The 3D models’ ‘meshes’ are constructed from the information garnered through an algorithmic understanding of multiple 2D photographs, interpreting their overlaps to ascertain spatial information to construct a 3D ‘point cloud’. The mesh constructed from this point cloud is then ‘dressed’ in a collage of all photographic images on top to create a visual ‘skin’ or texture. This composite environment works well when depicting simple, visually distinctive objects. However, when the technology is used to capture complex optical phenomena, its processes begin to unravel. Objects and environments which are:
cause problems for the visualising algorithm and produce glitches; glitches that reveal the limitations of its understanding of spatiality.
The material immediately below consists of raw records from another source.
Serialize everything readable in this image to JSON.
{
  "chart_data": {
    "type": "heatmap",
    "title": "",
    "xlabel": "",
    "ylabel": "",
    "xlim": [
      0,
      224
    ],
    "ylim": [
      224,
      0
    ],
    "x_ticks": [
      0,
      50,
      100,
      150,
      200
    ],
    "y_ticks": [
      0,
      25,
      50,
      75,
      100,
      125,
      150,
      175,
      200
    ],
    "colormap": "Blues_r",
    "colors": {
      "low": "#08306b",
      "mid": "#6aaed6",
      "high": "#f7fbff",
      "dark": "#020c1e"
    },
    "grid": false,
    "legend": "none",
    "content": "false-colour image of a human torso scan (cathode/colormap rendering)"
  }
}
What is created is not technology revealing space but a space revealing the technology. The motionless, constructed images display the foundations for their construction with the image:
The unknown, blank spaces. The empty voids, holes and omitted spots. The edges and ends of the model. These borders between the rendered and invisible are the edges of the algorithms understanding. The very limits of its comprehension literally visualised. Folded surfaces and the flatness of imagery. The uncanny composite nature of their being. Evolving like the beetles and birds after leaving the machine. The scaffold-like mesh. Constructed with biases based on the inputted imagery. These structures bely the real internal structures of the objects they represent. The multiple perspectives present in the textures. Formed from the individual, flat photos of 3D environments. Collaged and stitched together. Folded, stretched and warped to fit around a digital 3D object
The 3D models are the peculiar animals of the Preserving Machine – simultaneously uncanny and uncertain. However, the glitches from the captured ephemera are the glimpses of the “deep, impersonal force” of the machine that Labyrinth could not see. They are a revelation of the ways in which the machine operates and mediates. The most delicate, temporal and ephemeral entities are the most difficult to preserve. But what is produced isn’t a preserved artifact, it is a new, evolved beast.